What’s the connection with contraception? While today’s societal chaos is certainly complex, the following demonstrates the “inner logic” of contraception’s contribution. People are often tempted to do things they shouldn’t do.
Deterrents within nature itself and within society help to curb these temptations and maintain order. For example, what would happen to the crime rate in a given society if jail terms suddenly ceased?
Apply the same logic to sex. People throughout history have been tempted to commit adultery. It’s nothing new. However, one of the main deterrents from succumbing to the temptation has been the fear of pregnancy.
What would happen if this natural deterrent were taken away? As history demonstrates, rates of adultery would skyrocket. What’s one of the main causes of divorce? Adultery. Apply the same logic to premarital sex. Such behaviour has, indeed, skyrocketed.
Premarital sex, as a kind of “adultery in advance,” is also a prime indicator of future marital breakdown.
It gets worse. Since no method of contraception is 100 per cent effective, an increase in adultery and pre-marital sex will inevitably lead to an increase in “unwanted pregnancies”.
What’s next? So many people think contraception is the solution to the abortion problem. Take a deeper look and you’ll see that that’s like throwing gasoline on a fire to try to put it out.

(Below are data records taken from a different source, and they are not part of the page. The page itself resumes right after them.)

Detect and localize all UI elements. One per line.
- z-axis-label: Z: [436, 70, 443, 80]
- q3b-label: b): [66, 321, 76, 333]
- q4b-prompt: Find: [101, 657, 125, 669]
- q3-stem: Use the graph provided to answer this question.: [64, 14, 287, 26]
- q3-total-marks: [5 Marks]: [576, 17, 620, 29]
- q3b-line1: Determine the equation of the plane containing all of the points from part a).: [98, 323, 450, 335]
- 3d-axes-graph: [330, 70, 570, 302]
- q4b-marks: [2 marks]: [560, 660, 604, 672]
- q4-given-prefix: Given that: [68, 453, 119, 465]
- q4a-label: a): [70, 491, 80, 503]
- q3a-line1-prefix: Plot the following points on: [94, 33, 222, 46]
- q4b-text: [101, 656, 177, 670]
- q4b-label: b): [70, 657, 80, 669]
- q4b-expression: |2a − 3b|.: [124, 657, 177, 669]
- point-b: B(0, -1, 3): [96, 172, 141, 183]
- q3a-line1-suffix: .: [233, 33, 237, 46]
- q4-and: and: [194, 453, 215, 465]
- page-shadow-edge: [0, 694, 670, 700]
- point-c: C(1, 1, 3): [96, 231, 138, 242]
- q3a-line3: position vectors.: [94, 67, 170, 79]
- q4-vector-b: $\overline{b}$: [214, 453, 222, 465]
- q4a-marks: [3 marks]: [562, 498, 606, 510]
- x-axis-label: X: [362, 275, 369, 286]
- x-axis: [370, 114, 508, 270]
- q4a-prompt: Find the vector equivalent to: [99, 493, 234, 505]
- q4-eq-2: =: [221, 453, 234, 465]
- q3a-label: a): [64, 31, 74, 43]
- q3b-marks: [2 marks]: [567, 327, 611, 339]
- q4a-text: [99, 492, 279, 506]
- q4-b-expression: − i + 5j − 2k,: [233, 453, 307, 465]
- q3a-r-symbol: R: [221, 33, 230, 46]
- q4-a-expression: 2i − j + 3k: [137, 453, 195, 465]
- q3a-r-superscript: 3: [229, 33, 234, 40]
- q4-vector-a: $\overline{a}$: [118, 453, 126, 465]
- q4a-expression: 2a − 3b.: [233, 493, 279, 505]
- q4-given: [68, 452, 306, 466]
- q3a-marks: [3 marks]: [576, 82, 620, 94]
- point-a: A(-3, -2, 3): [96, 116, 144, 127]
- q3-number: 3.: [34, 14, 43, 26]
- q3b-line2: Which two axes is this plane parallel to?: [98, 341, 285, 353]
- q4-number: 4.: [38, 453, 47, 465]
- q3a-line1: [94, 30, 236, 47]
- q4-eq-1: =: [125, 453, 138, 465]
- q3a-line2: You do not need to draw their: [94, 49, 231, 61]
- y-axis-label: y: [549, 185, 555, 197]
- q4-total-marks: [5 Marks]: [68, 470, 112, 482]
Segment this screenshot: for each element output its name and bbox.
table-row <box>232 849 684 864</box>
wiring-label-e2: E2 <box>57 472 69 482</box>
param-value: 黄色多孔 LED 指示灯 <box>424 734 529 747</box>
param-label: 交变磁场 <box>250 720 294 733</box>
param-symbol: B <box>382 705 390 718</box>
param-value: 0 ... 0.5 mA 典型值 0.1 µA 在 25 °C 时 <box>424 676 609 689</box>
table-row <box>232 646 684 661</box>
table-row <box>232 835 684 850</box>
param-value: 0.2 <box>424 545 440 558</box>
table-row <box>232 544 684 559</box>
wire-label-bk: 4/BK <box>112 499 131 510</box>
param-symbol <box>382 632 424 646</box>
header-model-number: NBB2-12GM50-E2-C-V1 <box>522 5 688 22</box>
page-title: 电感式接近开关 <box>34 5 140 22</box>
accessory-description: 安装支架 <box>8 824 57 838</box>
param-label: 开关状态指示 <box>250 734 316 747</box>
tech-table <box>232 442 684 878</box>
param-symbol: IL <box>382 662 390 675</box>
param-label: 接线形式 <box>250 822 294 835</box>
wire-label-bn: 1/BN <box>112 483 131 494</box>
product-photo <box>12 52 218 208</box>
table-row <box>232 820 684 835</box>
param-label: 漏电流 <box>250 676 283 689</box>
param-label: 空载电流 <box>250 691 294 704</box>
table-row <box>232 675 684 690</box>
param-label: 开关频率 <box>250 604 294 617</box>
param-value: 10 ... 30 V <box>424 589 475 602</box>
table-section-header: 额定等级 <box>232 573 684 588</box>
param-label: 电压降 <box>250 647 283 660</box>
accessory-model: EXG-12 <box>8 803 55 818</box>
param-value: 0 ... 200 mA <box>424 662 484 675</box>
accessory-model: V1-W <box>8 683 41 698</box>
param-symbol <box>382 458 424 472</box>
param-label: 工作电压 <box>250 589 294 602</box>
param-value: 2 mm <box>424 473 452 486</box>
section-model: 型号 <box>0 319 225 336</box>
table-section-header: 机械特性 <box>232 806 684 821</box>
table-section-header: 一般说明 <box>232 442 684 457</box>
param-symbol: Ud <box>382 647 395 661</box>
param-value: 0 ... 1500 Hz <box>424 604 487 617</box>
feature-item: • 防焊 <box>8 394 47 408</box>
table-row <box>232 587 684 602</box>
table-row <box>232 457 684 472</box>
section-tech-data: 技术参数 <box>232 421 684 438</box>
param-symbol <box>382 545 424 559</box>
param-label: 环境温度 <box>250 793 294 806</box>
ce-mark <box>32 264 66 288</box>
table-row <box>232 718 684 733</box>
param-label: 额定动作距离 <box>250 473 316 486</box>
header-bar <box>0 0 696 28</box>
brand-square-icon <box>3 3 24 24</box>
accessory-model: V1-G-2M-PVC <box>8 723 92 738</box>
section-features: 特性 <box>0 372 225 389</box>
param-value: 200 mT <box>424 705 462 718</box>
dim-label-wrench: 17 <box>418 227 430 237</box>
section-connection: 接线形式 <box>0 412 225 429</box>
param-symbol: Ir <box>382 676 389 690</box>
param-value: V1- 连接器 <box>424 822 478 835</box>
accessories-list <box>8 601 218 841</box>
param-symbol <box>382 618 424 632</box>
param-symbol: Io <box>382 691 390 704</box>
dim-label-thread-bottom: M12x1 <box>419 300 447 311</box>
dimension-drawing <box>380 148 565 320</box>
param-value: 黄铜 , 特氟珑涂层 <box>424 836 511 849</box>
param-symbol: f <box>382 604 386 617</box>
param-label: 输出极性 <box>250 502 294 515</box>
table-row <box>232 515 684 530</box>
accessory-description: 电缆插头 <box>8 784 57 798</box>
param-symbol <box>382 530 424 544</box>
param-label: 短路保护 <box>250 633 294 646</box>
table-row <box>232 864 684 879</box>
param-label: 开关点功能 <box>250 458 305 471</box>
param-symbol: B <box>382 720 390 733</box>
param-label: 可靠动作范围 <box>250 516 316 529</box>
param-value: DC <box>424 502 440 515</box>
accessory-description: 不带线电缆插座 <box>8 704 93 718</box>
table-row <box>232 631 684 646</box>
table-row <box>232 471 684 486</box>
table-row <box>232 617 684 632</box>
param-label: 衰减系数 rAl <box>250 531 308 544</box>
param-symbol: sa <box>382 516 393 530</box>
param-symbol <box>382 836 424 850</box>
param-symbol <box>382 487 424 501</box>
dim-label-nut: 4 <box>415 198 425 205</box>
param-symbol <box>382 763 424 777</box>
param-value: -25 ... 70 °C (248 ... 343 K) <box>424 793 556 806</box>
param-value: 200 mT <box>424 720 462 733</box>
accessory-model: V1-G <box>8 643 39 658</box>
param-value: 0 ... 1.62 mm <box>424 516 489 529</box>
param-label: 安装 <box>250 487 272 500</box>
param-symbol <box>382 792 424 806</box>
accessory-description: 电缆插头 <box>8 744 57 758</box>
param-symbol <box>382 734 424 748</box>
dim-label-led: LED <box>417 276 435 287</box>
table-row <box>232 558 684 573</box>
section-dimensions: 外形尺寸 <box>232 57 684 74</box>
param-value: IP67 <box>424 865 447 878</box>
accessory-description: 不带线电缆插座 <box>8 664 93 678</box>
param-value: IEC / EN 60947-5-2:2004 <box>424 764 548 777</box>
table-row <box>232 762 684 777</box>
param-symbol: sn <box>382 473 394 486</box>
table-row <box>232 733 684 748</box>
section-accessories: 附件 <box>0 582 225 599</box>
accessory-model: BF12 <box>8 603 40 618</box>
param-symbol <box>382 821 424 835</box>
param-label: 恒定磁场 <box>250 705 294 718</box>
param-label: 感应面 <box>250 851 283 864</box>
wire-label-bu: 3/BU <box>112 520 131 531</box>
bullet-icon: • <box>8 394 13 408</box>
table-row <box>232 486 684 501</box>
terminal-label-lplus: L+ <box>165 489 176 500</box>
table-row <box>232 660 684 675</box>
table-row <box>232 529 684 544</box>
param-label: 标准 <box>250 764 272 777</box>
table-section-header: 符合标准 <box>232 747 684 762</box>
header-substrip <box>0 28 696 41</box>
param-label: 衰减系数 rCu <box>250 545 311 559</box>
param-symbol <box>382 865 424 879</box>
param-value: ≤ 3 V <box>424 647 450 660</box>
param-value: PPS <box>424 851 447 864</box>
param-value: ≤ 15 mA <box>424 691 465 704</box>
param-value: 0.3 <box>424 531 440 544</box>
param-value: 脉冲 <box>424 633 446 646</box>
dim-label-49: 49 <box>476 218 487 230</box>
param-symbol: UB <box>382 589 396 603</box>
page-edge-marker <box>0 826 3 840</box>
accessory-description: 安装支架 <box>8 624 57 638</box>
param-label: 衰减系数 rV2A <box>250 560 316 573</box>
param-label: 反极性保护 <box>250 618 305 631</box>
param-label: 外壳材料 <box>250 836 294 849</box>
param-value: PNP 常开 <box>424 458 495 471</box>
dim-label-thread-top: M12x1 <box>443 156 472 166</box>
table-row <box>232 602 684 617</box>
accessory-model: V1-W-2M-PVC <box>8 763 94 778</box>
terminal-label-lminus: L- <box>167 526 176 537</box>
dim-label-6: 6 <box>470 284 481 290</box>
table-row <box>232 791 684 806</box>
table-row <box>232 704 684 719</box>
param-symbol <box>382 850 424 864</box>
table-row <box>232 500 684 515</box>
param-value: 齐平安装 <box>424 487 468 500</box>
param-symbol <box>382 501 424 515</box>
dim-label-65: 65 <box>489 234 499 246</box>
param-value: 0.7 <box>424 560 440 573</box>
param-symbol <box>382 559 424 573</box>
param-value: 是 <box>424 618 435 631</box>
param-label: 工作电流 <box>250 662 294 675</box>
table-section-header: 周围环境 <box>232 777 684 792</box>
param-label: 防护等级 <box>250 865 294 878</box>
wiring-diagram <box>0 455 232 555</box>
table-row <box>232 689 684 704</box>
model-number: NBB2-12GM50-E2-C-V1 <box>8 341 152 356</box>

In the final analysis, there is only one reason we have abortion – because men and women are having sex without being “open to life.”

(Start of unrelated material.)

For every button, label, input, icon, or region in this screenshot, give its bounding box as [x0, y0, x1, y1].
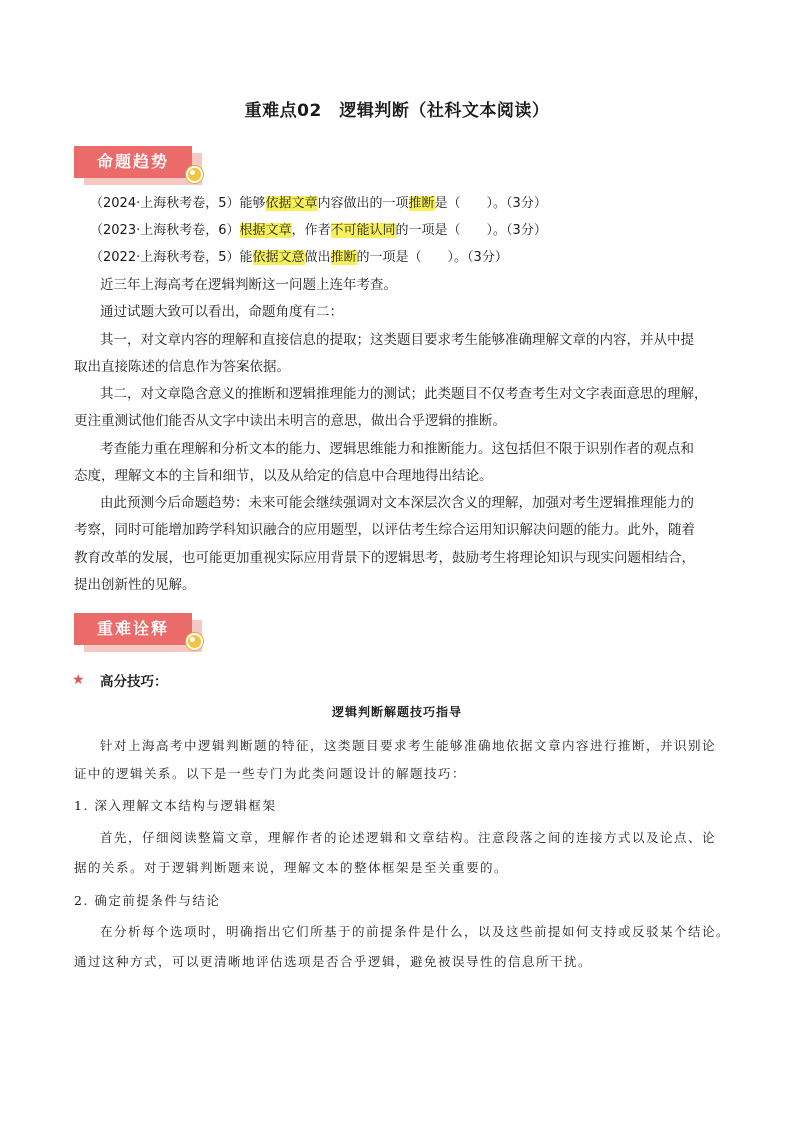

If this mentality is at the root of abortion, contraception does nothing but foster and afford this mentality.
Not everyone will resort to abortion of course. Some will choose adoption.
Other mothers (most) will raise these children by themselves. Hence the number of children who grow up without a father (which has already been increased by the rise in divorce) will be compounded. And a culture of “fatherless” children inevitably becomes a culture of poverty, crime, drugs, and violence.
All of these social ills compound exponentially from generation to generation since “fatherless” children are also much more likely to have out-of-wedlock births and, if they marry at all, divorce.
What about homosexuality? Our culture is impotent to resist the “gay agenda” because we have already accepted its basic premise with contraception – the reduction of sex to the exchange of pleasure.
When openness to life is no longer an intrinsic part of the sexual equation, why does sexual behavior have to be with the opposite sex?
Forty years after the release of Humanae Vitae, many people are beginning to see that the Church might not be crazy after all.